AUTHOR=Liu Cheng-Sen , Song Ying-Qiu , Wang Run-Ze , Wang Zheng , He Rong , Xu Ke , Wang Chen-Yu , Wu Yu , Wang Ye , Zhang Xiao-fang , Li Guang , Wang Tian-Lu TITLE=Thorax radiotherapy using 18F-positron emission tomography/computed tomography-guided precision radiotherapy is a prognostic factor for survival in patients with extracranial oligometastatic non-small cell lung cancer:A two-center propensity score-matched analysis JOURNAL=Frontiers in Oncology VOLUME=12 YEAR=2022 URL=https://www.frontiersin.org/journals/oncology/articles/10.3389/fonc.2022.991378 DOI=10.3389/fonc.2022.991378 ISSN=2234-943X ABSTRACT=Background

This retrospective study compared positron emission tomography (PET)/computed tomography (CT) and CT in the treatment of extracranial oligometastatic non-small-cell lung cancer (NSCLC) and explored the impact of thorax radiotherapy (TRT) on patient survival.

Methods

We reviewed the medical records of Chinese patients with stage IV extracranial oligometastatic NSCLC who underwent PET/CT or CT at two centers.
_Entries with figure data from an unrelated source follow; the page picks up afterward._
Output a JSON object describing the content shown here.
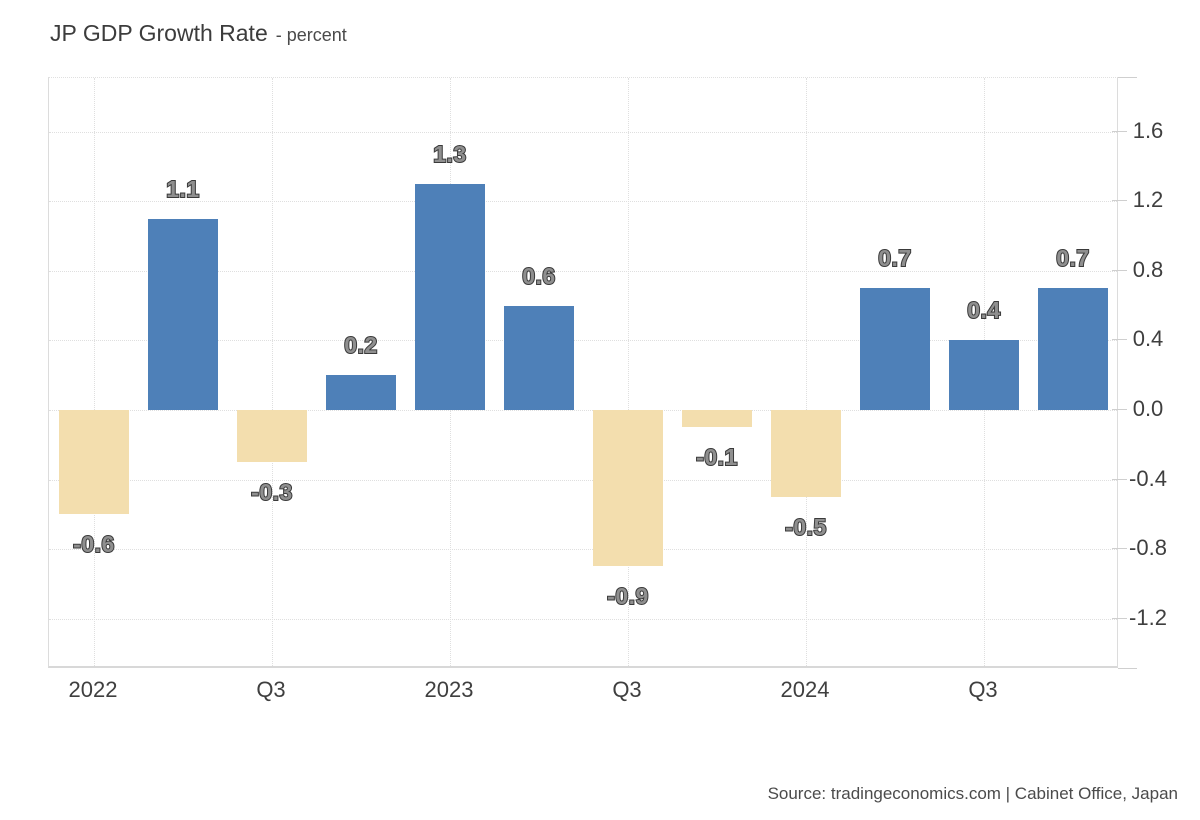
{
  "header": {
    "title": "JP GDP Growth Rate",
    "subtitle": "- percent"
  },
  "footer": {
    "source": "Source: tradingeconomics.com | Cabinet Office, Japan"
  },
  "colors": {
    "positive_bar": "#4e80b8",
    "negative_bar": "#f3deae",
    "grid": "#dfdfdf",
    "value_label_fill": "#8f8f8f",
    "value_label_stroke": "#3a3a3a",
    "axis_text": "#3f3f3f"
  },
  "chart_data": {
    "type": "bar",
    "title": "JP GDP Growth Rate",
    "ylabel": "percent",
    "values": [
      -0.6,
      1.1,
      -0.3,
      0.2,
      1.3,
      0.6,
      -0.9,
      -0.1,
      -0.5,
      0.7,
      0.4,
      0.7
    ],
    "bar_labels": [
      "-0.6",
      "1.1",
      "-0.3",
      "0.2",
      "1.3",
      "0.6",
      "-0.9",
      "-0.1",
      "-0.5",
      "0.7",
      "0.4",
      "0.7"
    ],
    "xtick_labels": [
      "2022",
      "Q3",
      "2023",
      "Q3",
      "2024",
      "Q3"
    ],
    "xtick_bar_indices": [
      0,
      2,
      4,
      6,
      8,
      10
    ],
    "yticks": [
      1.6,
      1.2,
      0.8,
      0.4,
      0.0,
      -0.4,
      -0.8,
      -1.2
    ],
    "ytick_labels": [
      "1.6",
      "1.2",
      "0.8",
      "0.4",
      "0.0",
      "-0.4",
      "-0.8",
      "-1.2"
    ],
    "ylim": [
      -1.49,
      1.91
    ],
    "grid": "dotted",
    "legend": "none"
  }
}
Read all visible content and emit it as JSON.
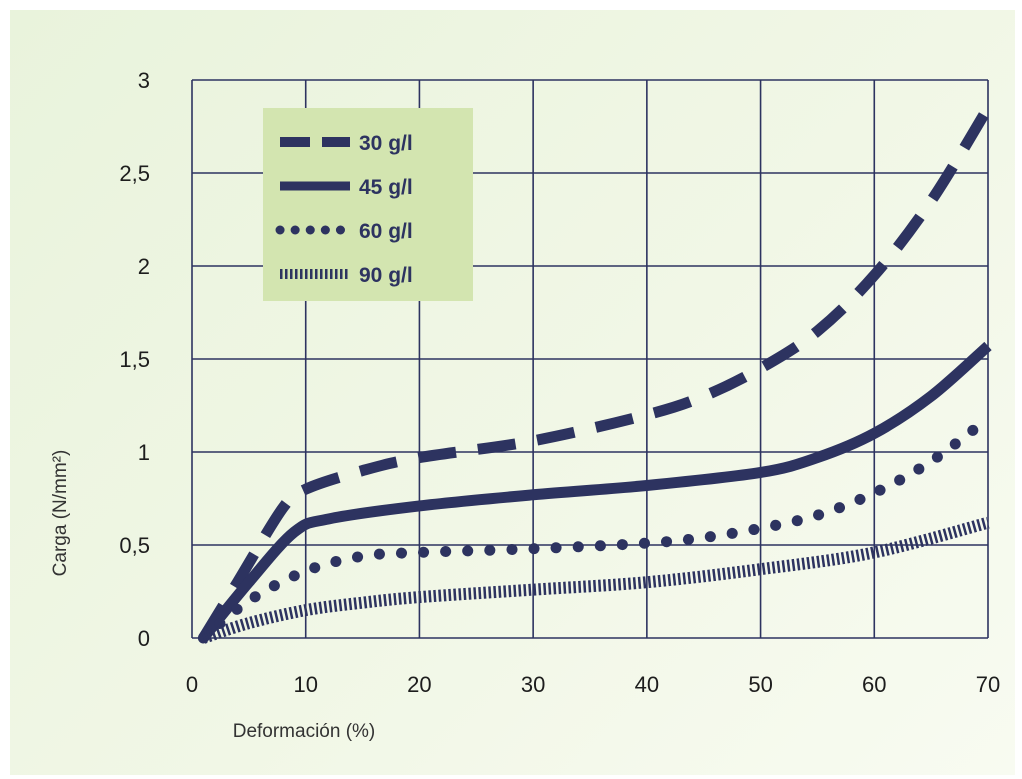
{
  "chart_data": {
    "type": "line",
    "title": "",
    "xlabel": "Deformación (%)",
    "ylabel": "Carga (N/mm²)",
    "xlim": [
      0,
      70
    ],
    "ylim": [
      0,
      3
    ],
    "xticks": [
      0,
      10,
      20,
      30,
      40,
      50,
      60,
      70
    ],
    "xtick_labels": [
      "0",
      "10",
      "20",
      "30",
      "40",
      "50",
      "60",
      "70"
    ],
    "yticks": [
      0,
      0.5,
      1,
      1.5,
      2,
      2.5,
      3
    ],
    "ytick_labels": [
      "0",
      "0,5",
      "1",
      "1,5",
      "2",
      "2,5",
      "3"
    ],
    "grid": true,
    "legend_position": "top-left",
    "line_color": "#2d3360",
    "legend_bg": "#d3e5b0",
    "series": [
      {
        "name": "30 g/l",
        "style": "dashed",
        "x": [
          1,
          4,
          8,
          10,
          15,
          20,
          30,
          40,
          45,
          50,
          55,
          60,
          65,
          70
        ],
        "y": [
          0,
          0.3,
          0.7,
          0.8,
          0.9,
          0.97,
          1.06,
          1.2,
          1.3,
          1.45,
          1.65,
          1.95,
          2.35,
          2.85
        ]
      },
      {
        "name": "45 g/l",
        "style": "solid",
        "x": [
          1,
          5,
          9,
          12,
          20,
          30,
          40,
          50,
          55,
          60,
          65,
          70
        ],
        "y": [
          0,
          0.3,
          0.57,
          0.64,
          0.71,
          0.77,
          0.82,
          0.89,
          0.97,
          1.1,
          1.3,
          1.57
        ]
      },
      {
        "name": "60 g/l",
        "style": "dotted",
        "x": [
          1,
          5,
          10,
          15,
          20,
          30,
          40,
          45,
          50,
          55,
          60,
          65,
          70
        ],
        "y": [
          0,
          0.2,
          0.36,
          0.44,
          0.46,
          0.48,
          0.51,
          0.54,
          0.59,
          0.66,
          0.78,
          0.95,
          1.18
        ]
      },
      {
        "name": "90 g/l",
        "style": "hatched",
        "x": [
          1,
          5,
          10,
          15,
          20,
          30,
          40,
          50,
          60,
          70
        ],
        "y": [
          0,
          0.08,
          0.15,
          0.19,
          0.22,
          0.26,
          0.3,
          0.37,
          0.46,
          0.62
        ]
      }
    ]
  }
}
Propensity score matching (PSM) was used to control differences in patient characteristics between the maintenance chemotherapy alone and TRT plus maintenance chemotherapy groups.

Results

We analyzed 192 eligible patients. The median survival time was better in patients who received PET/CT than in those who only received CT (n = 192, 16 months vs. 6 months, p<0.001). Subgroup analysis showed the median survival time was significantly longer in the TRT plus maintenance group than in the chemotherapy alone group in patients who underwent PET/CT examinations (n = 94, 25 months vs. 11 months, p<0.001). However, there was no statistical difference in survival between both groups in patients who underwent CT examinations (n = 98, 8 months vs. 5 months, p = 0.180). A multifactorial analysis revealed a more favorable prognosis in patients who underwent PET/CT evaluation (HR: 0.343, 95% CI: 0.250-0.471, p <0.001) and TRT (HR: 0.624, 95% CI: 0.464-0.840, p = 0.002), than in those who did not. PSM was consistent with these results.

Conclusions

PET/CT-guided TRT is associated with improved clinical outcomes in patients with stage IV extracranial oligometastatic NSCLC.